Maribel se ha animado por unos momentos cuando ha surgido el tema del desfiladero; incluso ha sonreído. Pero ahora se queda de nuevo pensativa, absorta, como si una mano pasara sobre su rostro aflojando la tensión que la sonrisa ejercía sobre las facciones.

—Al Profeta le daba miedo—dice de pronto, con la mirada perdida en el recuerdo—. Tenía vértigo, el pobre...

—Bueno, da igual—dice Ginés con cierta impaciencia—. Llevaremos la bici de todas formas. Si después vemos que es un engorro y no vale la pena, pues la dejamos y ya está. Ahora hay que salir inmediatamente hacia el desfiladero... ya hemos perdido aquí bastante tiempo.
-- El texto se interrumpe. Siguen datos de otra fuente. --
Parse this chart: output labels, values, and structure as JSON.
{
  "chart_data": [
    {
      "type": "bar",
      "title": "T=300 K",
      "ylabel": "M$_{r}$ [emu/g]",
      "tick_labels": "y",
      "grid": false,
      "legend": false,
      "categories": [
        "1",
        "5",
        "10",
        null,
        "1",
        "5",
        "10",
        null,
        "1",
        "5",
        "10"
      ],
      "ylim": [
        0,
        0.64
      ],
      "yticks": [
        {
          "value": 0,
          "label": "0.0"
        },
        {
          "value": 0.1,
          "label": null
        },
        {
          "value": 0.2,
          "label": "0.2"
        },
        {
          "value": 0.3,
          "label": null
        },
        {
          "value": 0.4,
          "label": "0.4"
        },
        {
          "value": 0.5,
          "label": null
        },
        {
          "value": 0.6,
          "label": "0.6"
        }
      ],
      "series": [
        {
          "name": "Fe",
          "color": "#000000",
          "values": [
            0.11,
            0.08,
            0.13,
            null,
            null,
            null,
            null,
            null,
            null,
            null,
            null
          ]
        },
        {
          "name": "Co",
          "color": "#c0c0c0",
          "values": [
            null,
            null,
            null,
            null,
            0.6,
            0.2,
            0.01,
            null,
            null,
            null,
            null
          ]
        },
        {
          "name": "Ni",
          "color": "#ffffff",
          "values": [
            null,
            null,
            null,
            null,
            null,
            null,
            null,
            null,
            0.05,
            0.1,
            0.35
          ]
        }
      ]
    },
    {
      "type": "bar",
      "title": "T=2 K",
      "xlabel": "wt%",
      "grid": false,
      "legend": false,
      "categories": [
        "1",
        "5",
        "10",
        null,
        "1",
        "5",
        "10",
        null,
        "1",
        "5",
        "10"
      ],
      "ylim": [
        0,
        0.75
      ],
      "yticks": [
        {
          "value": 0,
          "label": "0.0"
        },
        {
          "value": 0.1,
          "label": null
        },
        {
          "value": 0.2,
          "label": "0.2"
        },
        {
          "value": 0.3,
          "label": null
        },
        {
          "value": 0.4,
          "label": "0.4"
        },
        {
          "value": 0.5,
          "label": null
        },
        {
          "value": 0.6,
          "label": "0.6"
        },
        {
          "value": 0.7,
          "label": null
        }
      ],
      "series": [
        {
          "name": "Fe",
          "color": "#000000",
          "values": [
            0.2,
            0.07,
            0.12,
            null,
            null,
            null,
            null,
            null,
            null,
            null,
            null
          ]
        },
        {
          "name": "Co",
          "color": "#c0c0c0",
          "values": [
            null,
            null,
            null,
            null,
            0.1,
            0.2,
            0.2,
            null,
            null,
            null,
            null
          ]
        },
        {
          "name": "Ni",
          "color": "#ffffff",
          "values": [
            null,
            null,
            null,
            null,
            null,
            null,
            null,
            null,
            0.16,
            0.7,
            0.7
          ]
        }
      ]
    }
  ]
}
Todo el mundo abandona con mayor o menor rapidez el lugar que ocupaba en la sala, en busca de la salida o del rincón en el que ha dejado su reducido equipaje. Como si éstas no hubieran sido pronunciadas, nadie ha hecho ningún comentario acerca de las últimas palabras de Maribel. En cambio se oye la voz de Ginés que dice, ya desde el exterior:

—No, no uséis el lavabo. No le vamos a dejar a esta gente ahí... todo enguarrado. Usaremos el monte como lavabo. Por cierto: coged el papel; coged todo el papel que haya.